Once again, we will consider these two visions with broad brush strokes as we seek to understand their primary theological and principled thrust.

In chapter 3, Zechariah saw Israel’s high priest, Joshua, standing before the angel of the LORD clothed in filthy garments. Satan stood close by to accuse him. Satan was eager to point out Joshua’s sinfulness and, therefore, his unsuitability to lead God’s people. In the vision, Joshua stood not only for himself but as representative of God’s people. As God was calling his people to work for his glory, Satan was standing close by to accuse them of insufficiency to work for God’s glory. But as God cleansed Joshua, preparing him for service, so he would cleanse his people from their sins, preparing them to serve him.

God required his priests to maintain purity at all times (Exodus 28:39–43; 30:17–21). Satan was not entirely wrong, therefore, to point out that Zechariah could not serve faithfully in his deep sinfulness. Joshua’s defilement, which represented Judah’s defilement, rendered him incapable of serving the God of all purity. It was an airtight accusation—except for grace.

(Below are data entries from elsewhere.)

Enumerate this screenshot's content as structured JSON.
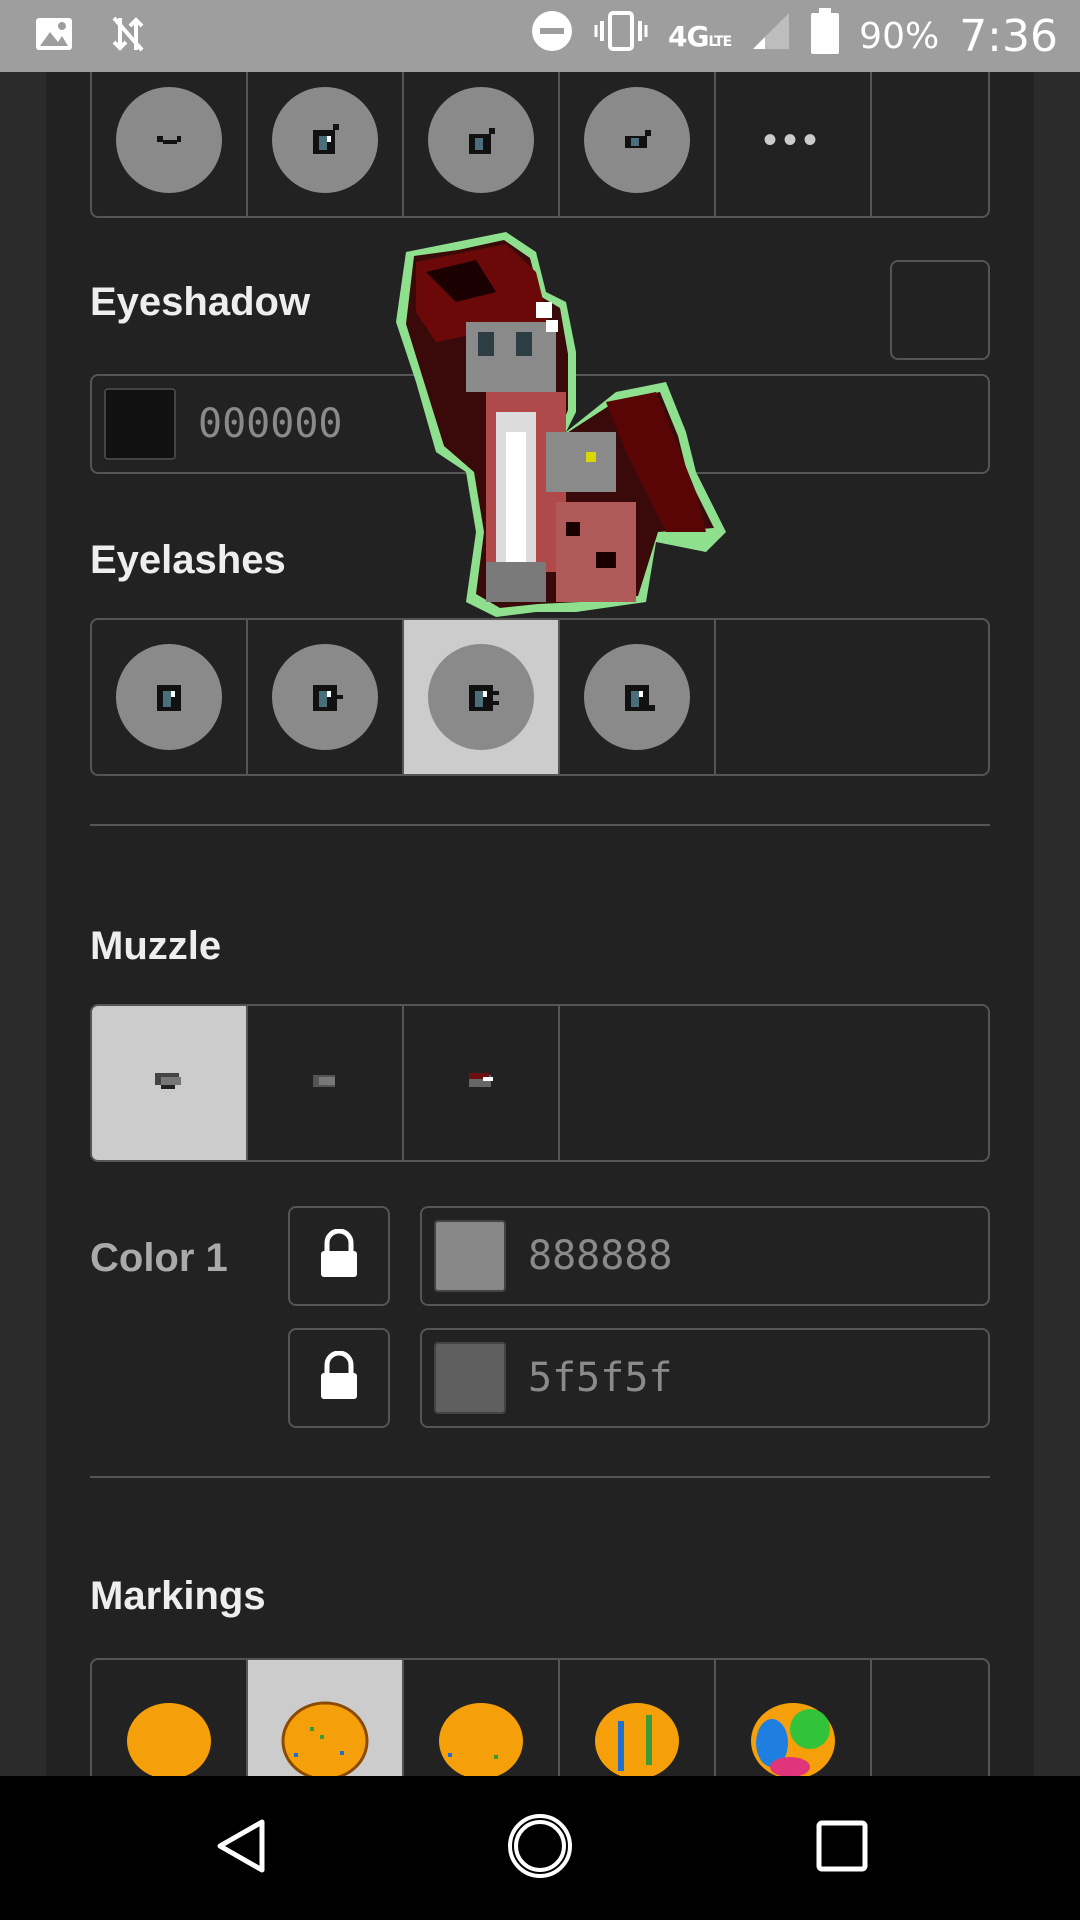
{
  "status_bar": {
    "network": "4G",
    "network_sub": "LTE",
    "battery_percent": "90%",
    "time": "7:36"
  },
  "eyes_grid": {
    "more_label": "•••"
  },
  "eyeshadow": {
    "title": "Eyeshadow",
    "color_hex": "000000",
    "swatch_color": "#111111"
  },
  "eyelashes": {
    "title": "Eyelashes",
    "selected_index": 2
  },
  "muzzle": {
    "title": "Muzzle",
    "selected_index": 0,
    "color_label": "Color 1",
    "color1_hex": "888888",
    "color1_swatch": "#888888",
    "color2_hex": "5f5f5f",
    "color2_swatch": "#5f5f5f"
  },
  "markings": {
    "title": "Markings",
    "selected_index": 1
  }
}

God himself stepped in to remove Joshua’s defilement and to prepare him for service. So, in Christ, God stepped into history to remove his people’s defilement and prepare them for service. When we feel that we are too deeply defiled to serve God in gospel work, we must remember that, in Christ, our defilement is removed and we are cleansed and thereby prepared for service.

In chapter 4, Zechariah saw an elaborate golden lampstand. An olive tree stood on either side of the lampstand to fuel it. When he expressed confusion about the vision, an angel replied, “This is the word of the LORD to Zerubbabel: Not by might, nor by power, but by my Spirit, says the LORD of hosts.” The message of this vision was for Zerubbabel, Judah’s civil governor. The promise was that the Lord would give what was necessary for him to complete the work he had begun. While some of the people considered the new temple a “small thing” in comparison to Solomon’s more impressive temple, they needed to understand that God was providing what was necessary to complete the work and they must not despise what God was doing.

Some Christians have visions of grandeur. They want to accomplish great things for God. They want to be used powerfully in his kingdom to reach a great number of people for his glory. They wish to be remembered as people of great impact. Others believe that they will never accomplish anything significant for God. They will never write books or lead churches or evangelise multitudes. Their contribution to the kingdom will be largely insignificant. God’s message through this vision is that, no matter how big or small, he empowers people for his work.

We cannot accomplish anything of lasting value for God’s kingdom apart from his enabling. The visions of chapters 4–5 promise that God gives us what we need to work for him to cleansing us and equipping us for his glory.

As you meditate on these chapters today, thank God for the cleansing he offers in Christ and ask him for the power you need to work for his glory today.